While the Gymdogs are not in quite the same territory as the previously previewed top seeds that could count a fall and still win easily, it would nonetheless take a disaster to knock Georgia out in this round. A few missed landings or a counting wobbly beam set is not going to make much of a difference in the larger picture.

Right now, Georgia sits atop the second tier of contenders, those team that have not yet proven they have the ability to somehow snatch a title away from the likes of Florida, Alabama, or Oklahoma. If the Gymdogs are going to become part of the elite group, they must prove the potential at this meet. In that respect, floor is the biggest concern. While beam has been the focus of most of the nail biting and ashen-faced sneering this year, when this team hits six for six, it is a nationally competitive rotation. On floor, the team faces much more difficulty mustering more than one or two 9.9s, even when everybody hits to potential. Watch the dance elements and the control of landings, especially for Worley, Rogers, and Jay.

The other significant determining factor in Georgia’s success will be the quality of the freshmen. Rogers and Jay can combine for five or six 9.9s when they are hitting, but they must be in form and must control their landings to do so. If they are missing slightly and getting 9.850s, Georgia will find it near impossible to become a top-tier team.

I’m also including Oregon State in the favorites section on account of both the performance at Pac-12s and being the host of this event. If the Beavers were not hosting, I would consider them somewhat susceptible to suffering a weak beam rotation and dropping into the mid-196s, where Arkansas will be waiting, but at home I expect something close to a repeat of the scoring we saw at Pac-12s, where Oregon State was able to ride being “the team that didn’t mess up” to a 197.850 and the conference title. Even if that beam rotation had turned problematic (it was teetering), the score would still have been in the low 197s, which should be safe again this weekend.

There are currently too many 9.825-quality routines in these lineups for Oregon State to be a contender to advance to Super Six. The team will not be able to rely on receiving a 49.675 for a perfectly solid 49.400-49.450 of a bars rotation once things get more serious, so it will be up to some of those early routines, especially on the events other than bars, to pick up the scoring pace. If something higher than a 197.200 is going to become a normal thing (and it will have to be for any hope of challenging at nationals), there must be more than one or two likely 9.9s per event.

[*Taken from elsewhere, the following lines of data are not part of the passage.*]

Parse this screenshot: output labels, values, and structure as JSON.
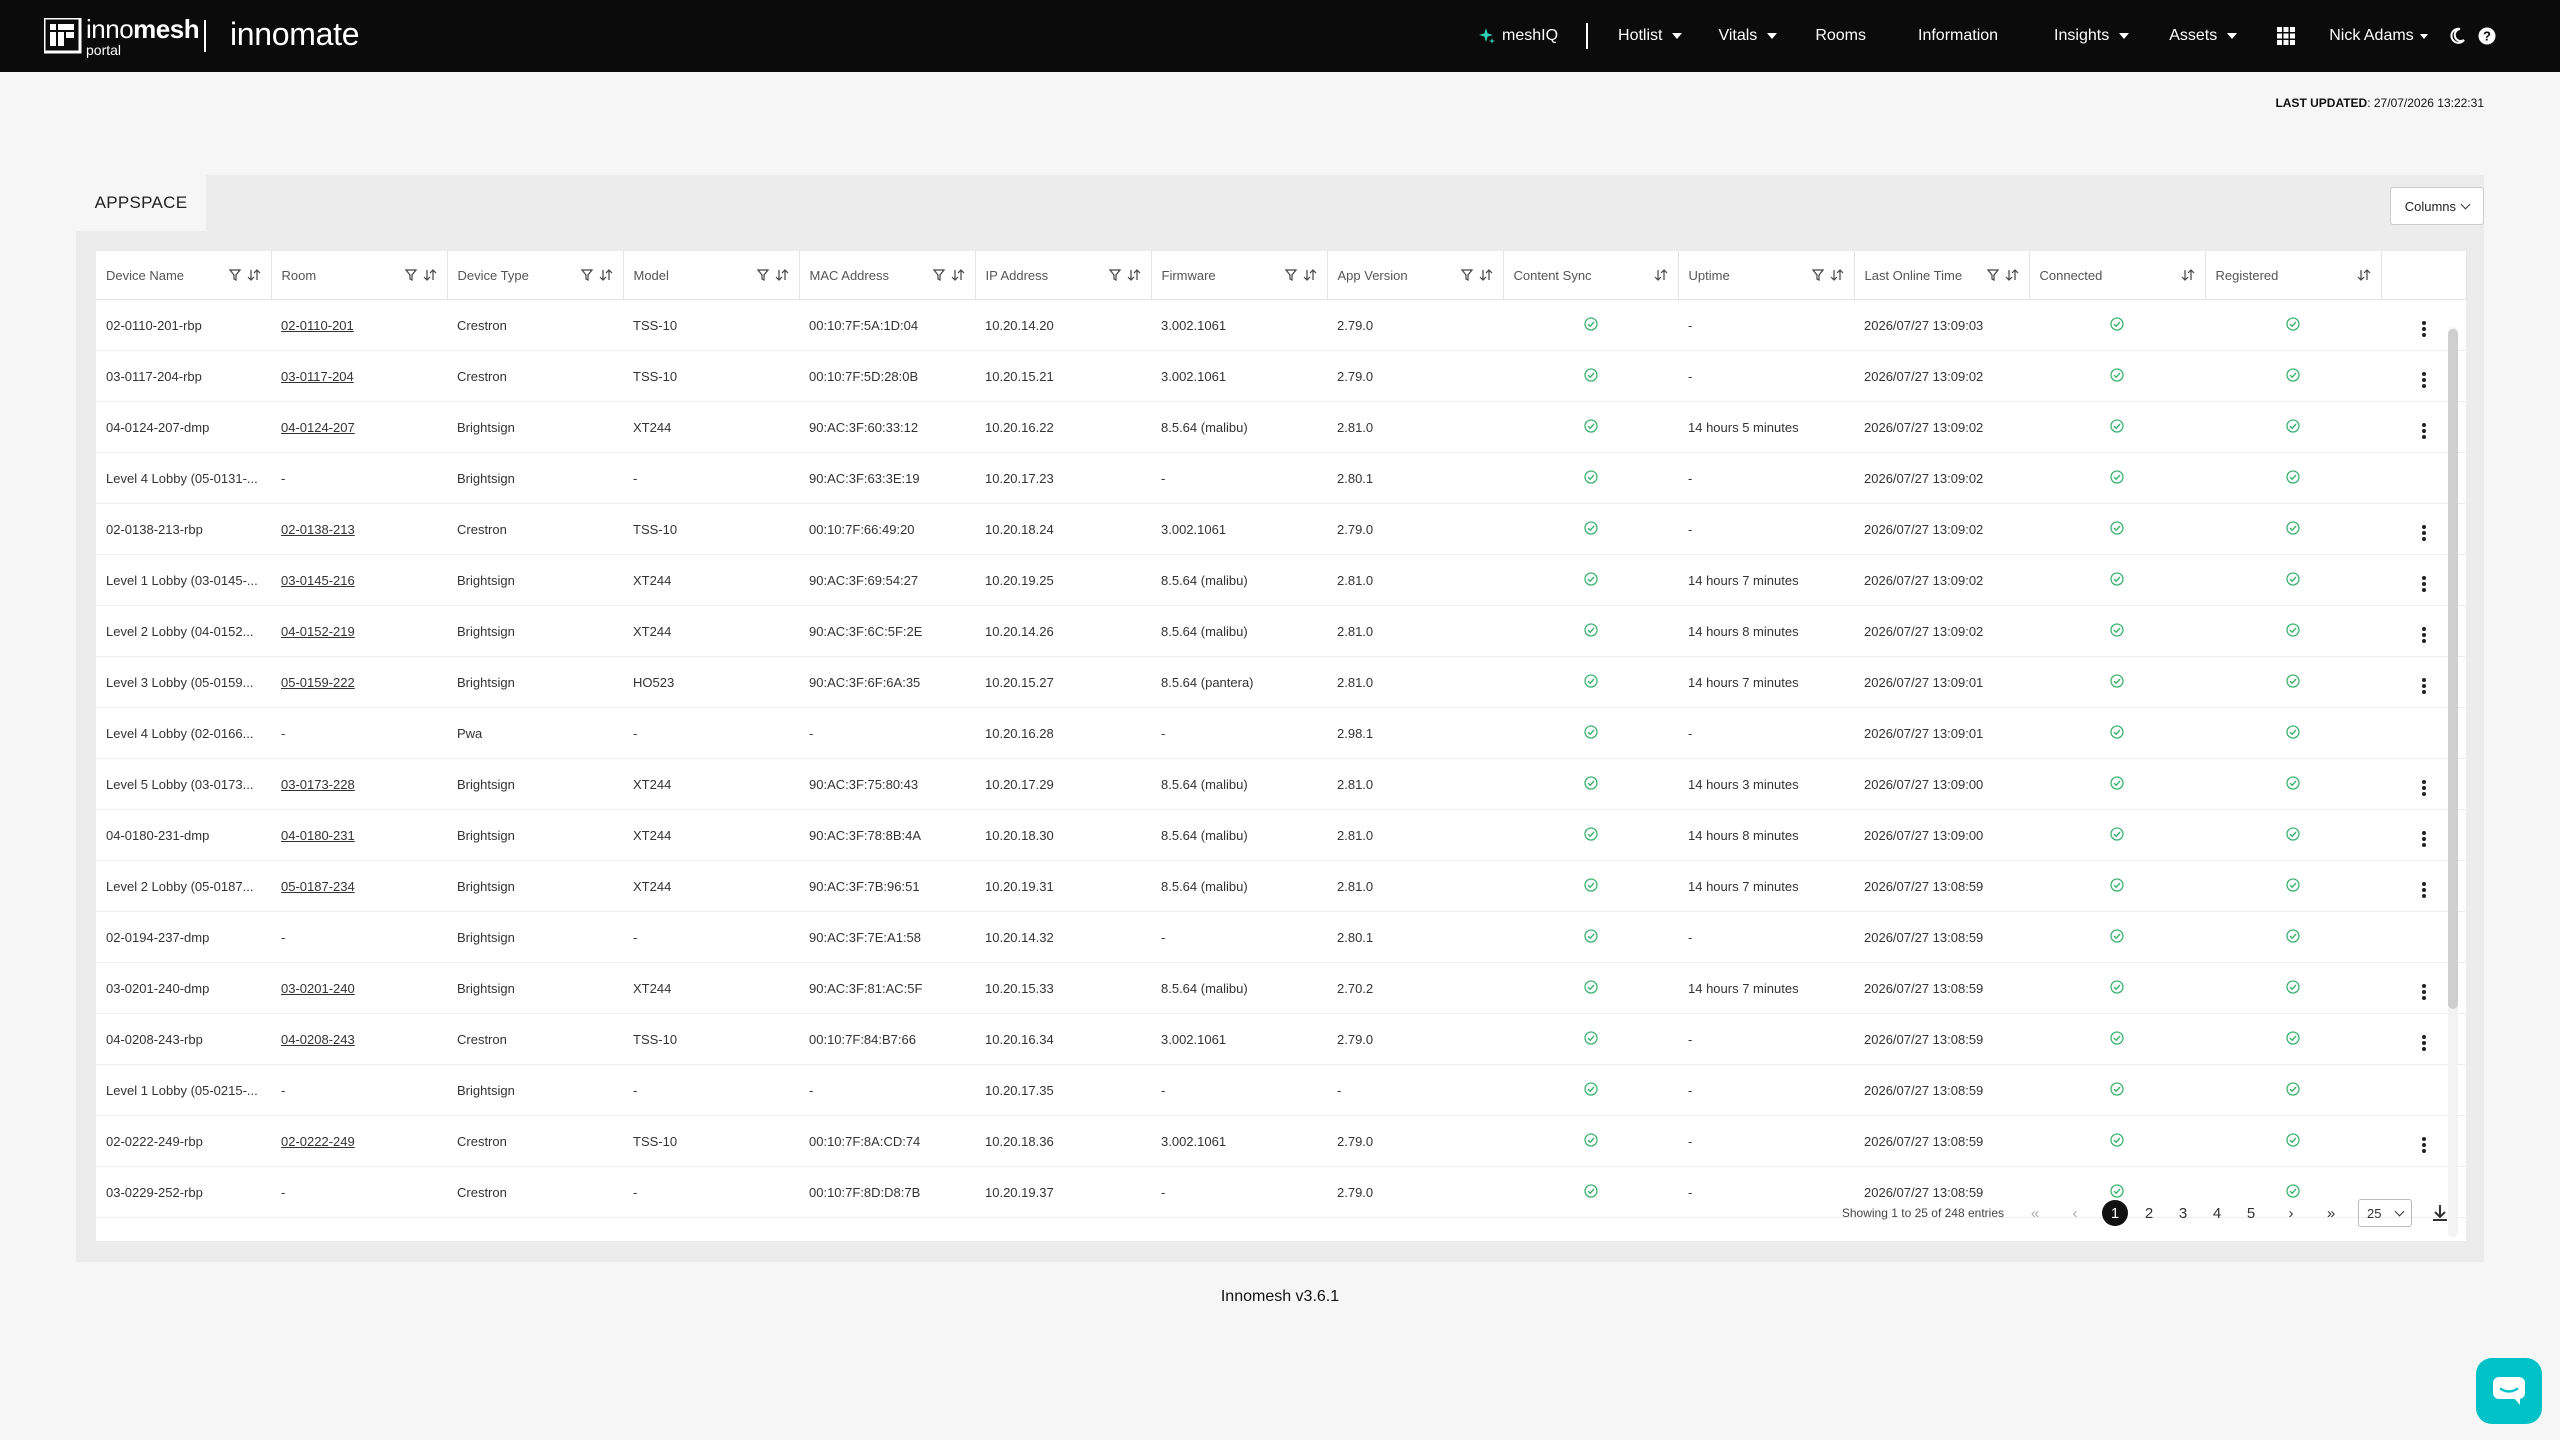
{
  "header": {
    "logo_brand_a": "inno",
    "logo_brand_b": "mesh",
    "logo_sub": "portal",
    "brand2": "innomate",
    "nav": {
      "meshiq": "meshIQ",
      "hotlist": "Hotlist",
      "vitals": "Vitals",
      "rooms": "Rooms",
      "information": "Information",
      "insights": "Insights",
      "assets": "Assets",
      "user": "Nick Adams"
    }
  },
  "last_updated": {
    "label": "LAST UPDATED",
    "value": ": 27/07/2026 13:22:31"
  },
  "panel": {
    "tab": "APPSPACE",
    "columns_button": "Columns"
  },
  "table": {
    "headers": [
      "Device Name",
      "Room",
      "Device Type",
      "Model",
      "MAC Address",
      "IP Address",
      "Firmware",
      "App Version",
      "Content Sync",
      "Uptime",
      "Last Online Time",
      "Connected",
      "Registered"
    ],
    "rows": [
      {
        "name": "02-0110-201-rbp",
        "room": "02-0110-201",
        "type": "Crestron",
        "model": "TSS-10",
        "mac": "00:10:7F:5A:1D:04",
        "ip": "10.20.14.20",
        "fw": "3.002.1061",
        "app": "2.79.0",
        "uptime": "-",
        "last": "2026/07/27 13:09:03",
        "menu": true
      },
      {
        "name": "03-0117-204-rbp",
        "room": "03-0117-204",
        "type": "Crestron",
        "model": "TSS-10",
        "mac": "00:10:7F:5D:28:0B",
        "ip": "10.20.15.21",
        "fw": "3.002.1061",
        "app": "2.79.0",
        "uptime": "-",
        "last": "2026/07/27 13:09:02",
        "menu": true
      },
      {
        "name": "04-0124-207-dmp",
        "room": "04-0124-207",
        "type": "Brightsign",
        "model": "XT244",
        "mac": "90:AC:3F:60:33:12",
        "ip": "10.20.16.22",
        "fw": "8.5.64 (malibu)",
        "app": "2.81.0",
        "uptime": "14 hours 5 minutes",
        "last": "2026/07/27 13:09:02",
        "menu": true
      },
      {
        "name": "Level 4 Lobby (05-0131-...",
        "room": "-",
        "type": "Brightsign",
        "model": "-",
        "mac": "90:AC:3F:63:3E:19",
        "ip": "10.20.17.23",
        "fw": "-",
        "app": "2.80.1",
        "uptime": "-",
        "last": "2026/07/27 13:09:02",
        "menu": false
      },
      {
        "name": "02-0138-213-rbp",
        "room": "02-0138-213",
        "type": "Crestron",
        "model": "TSS-10",
        "mac": "00:10:7F:66:49:20",
        "ip": "10.20.18.24",
        "fw": "3.002.1061",
        "app": "2.79.0",
        "uptime": "-",
        "last": "2026/07/27 13:09:02",
        "menu": true
      },
      {
        "name": "Level 1 Lobby (03-0145-...",
        "room": "03-0145-216",
        "type": "Brightsign",
        "model": "XT244",
        "mac": "90:AC:3F:69:54:27",
        "ip": "10.20.19.25",
        "fw": "8.5.64 (malibu)",
        "app": "2.81.0",
        "uptime": "14 hours 7 minutes",
        "last": "2026/07/27 13:09:02",
        "menu": true
      },
      {
        "name": "Level 2 Lobby (04-0152...",
        "room": "04-0152-219",
        "type": "Brightsign",
        "model": "XT244",
        "mac": "90:AC:3F:6C:5F:2E",
        "ip": "10.20.14.26",
        "fw": "8.5.64 (malibu)",
        "app": "2.81.0",
        "uptime": "14 hours 8 minutes",
        "last": "2026/07/27 13:09:02",
        "menu": true
      },
      {
        "name": "Level 3 Lobby (05-0159...",
        "room": "05-0159-222",
        "type": "Brightsign",
        "model": "HO523",
        "mac": "90:AC:3F:6F:6A:35",
        "ip": "10.20.15.27",
        "fw": "8.5.64 (pantera)",
        "app": "2.81.0",
        "uptime": "14 hours 7 minutes",
        "last": "2026/07/27 13:09:01",
        "menu": true
      },
      {
        "name": "Level 4 Lobby (02-0166...",
        "room": "-",
        "type": "Pwa",
        "model": "-",
        "mac": "-",
        "ip": "10.20.16.28",
        "fw": "-",
        "app": "2.98.1",
        "uptime": "-",
        "last": "2026/07/27 13:09:01",
        "menu": false
      },
      {
        "name": "Level 5 Lobby (03-0173...",
        "room": "03-0173-228",
        "type": "Brightsign",
        "model": "XT244",
        "mac": "90:AC:3F:75:80:43",
        "ip": "10.20.17.29",
        "fw": "8.5.64 (malibu)",
        "app": "2.81.0",
        "uptime": "14 hours 3 minutes",
        "last": "2026/07/27 13:09:00",
        "menu": true
      },
      {
        "name": "04-0180-231-dmp",
        "room": "04-0180-231",
        "type": "Brightsign",
        "model": "XT244",
        "mac": "90:AC:3F:78:8B:4A",
        "ip": "10.20.18.30",
        "fw": "8.5.64 (malibu)",
        "app": "2.81.0",
        "uptime": "14 hours 8 minutes",
        "last": "2026/07/27 13:09:00",
        "menu": true
      },
      {
        "name": "Level 2 Lobby (05-0187...",
        "room": "05-0187-234",
        "type": "Brightsign",
        "model": "XT244",
        "mac": "90:AC:3F:7B:96:51",
        "ip": "10.20.19.31",
        "fw": "8.5.64 (malibu)",
        "app": "2.81.0",
        "uptime": "14 hours 7 minutes",
        "last": "2026/07/27 13:08:59",
        "menu": true
      },
      {
        "name": "02-0194-237-dmp",
        "room": "-",
        "type": "Brightsign",
        "model": "-",
        "mac": "90:AC:3F:7E:A1:58",
        "ip": "10.20.14.32",
        "fw": "-",
        "app": "2.80.1",
        "uptime": "-",
        "last": "2026/07/27 13:08:59",
        "menu": false
      },
      {
        "name": "03-0201-240-dmp",
        "room": "03-0201-240",
        "type": "Brightsign",
        "model": "XT244",
        "mac": "90:AC:3F:81:AC:5F",
        "ip": "10.20.15.33",
        "fw": "8.5.64 (malibu)",
        "app": "2.70.2",
        "uptime": "14 hours 7 minutes",
        "last": "2026/07/27 13:08:59",
        "menu": true
      },
      {
        "name": "04-0208-243-rbp",
        "room": "04-0208-243",
        "type": "Crestron",
        "model": "TSS-10",
        "mac": "00:10:7F:84:B7:66",
        "ip": "10.20.16.34",
        "fw": "3.002.1061",
        "app": "2.79.0",
        "uptime": "-",
        "last": "2026/07/27 13:08:59",
        "menu": true
      },
      {
        "name": "Level 1 Lobby (05-0215-...",
        "room": "-",
        "type": "Brightsign",
        "model": "-",
        "mac": "-",
        "ip": "10.20.17.35",
        "fw": "-",
        "app": "-",
        "uptime": "-",
        "last": "2026/07/27 13:08:59",
        "menu": false
      },
      {
        "name": "02-0222-249-rbp",
        "room": "02-0222-249",
        "type": "Crestron",
        "model": "TSS-10",
        "mac": "00:10:7F:8A:CD:74",
        "ip": "10.20.18.36",
        "fw": "3.002.1061",
        "app": "2.79.0",
        "uptime": "-",
        "last": "2026/07/27 13:08:59",
        "menu": true
      },
      {
        "name": "03-0229-252-rbp",
        "room": "-",
        "type": "Crestron",
        "model": "-",
        "mac": "00:10:7F:8D:D8:7B",
        "ip": "10.20.19.37",
        "fw": "-",
        "app": "2.79.0",
        "uptime": "-",
        "last": "2026/07/27 13:08:59",
        "menu": false
      }
    ]
  },
  "pagination": {
    "info": "Showing 1 to 25 of 248 entries",
    "pages": [
      "1",
      "2",
      "3",
      "4",
      "5"
    ],
    "active_page": "1",
    "per_page": "25"
  },
  "footer": {
    "version": "Innomesh v3.6.1"
  },
  "colors": {
    "accent": "#00c2c7",
    "check": "#3cb371",
    "topbar": "#0b0b0b"
  }
}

On beam, Blalock, Stambaugh, Ohlrich, and Harris are still a little too happy just to stay on the event and avoid a fall. A 49.150 will be good enough at this regional because there are stacks of beam questions on the other teams, but it will difficult to dig out of that hole in a national semifinal. The level of confidence and security in those beam routines will be crucial. They have to start getting rid of those multi-wobble showings, especially those wobbles that come when moving out of, or adjusting after, otherwise hit acro skills. While vault and floor don’t suffer from the same tentativeness and “Please just don’t fall”-ness of the beam rotation, finding a way to get those first few routines out of 9.825 land will be vital.

The extremely high quality of gymnastics from Stambaugh and Jones is well known, and the team should be able to ride that fairly far. Still, they need a third and fourth musketeer. Blalock is there on two events, but we still need confirmation that there is more to this team.

The Contenders
Last year, Georgia and Oregon State also met in the same regional, and they were joined by a then-struggling Michigan team. Arkansas, in many ways, takes the Michigan role in this year’s competition, a normally strong team that has lost its star gymnast and is finding it difficult to remain competitive. Last year, Michigan almost managed to sneak into nationals after a season-best performance, and Arkansas will be hoping for the same opportunity. Unfortunately, I think it’s going to prove more difficult this time.

In every Arkansas meet I’ve seen this season, I get the impression the team is hanging by a thread. They compete just five high-quality vaults, and they have had to sacrifice Grable’s beam score by putting her first just to get through the event with hit routines. The Razorbacks likely need a beam mistake from Oregon State (while avoiding one of their own) in order to contend and will have to be excellent on every 4th-6th routine because their lineups provide no margin for error.

Arkansas actually comes into the meet as the highest-ranked team on floor because of three very strong routines from Lewis, Borsellino, and Grable at the back of the lineup. Those three performances are among Arkansas’s best opportunities for 9.9s, and they will probably need something like 9.875, 9.900, 9.925 from that trio to keep up. Since Arkansas begins on floor, we’ll know very early on if we have a real meet on our hands.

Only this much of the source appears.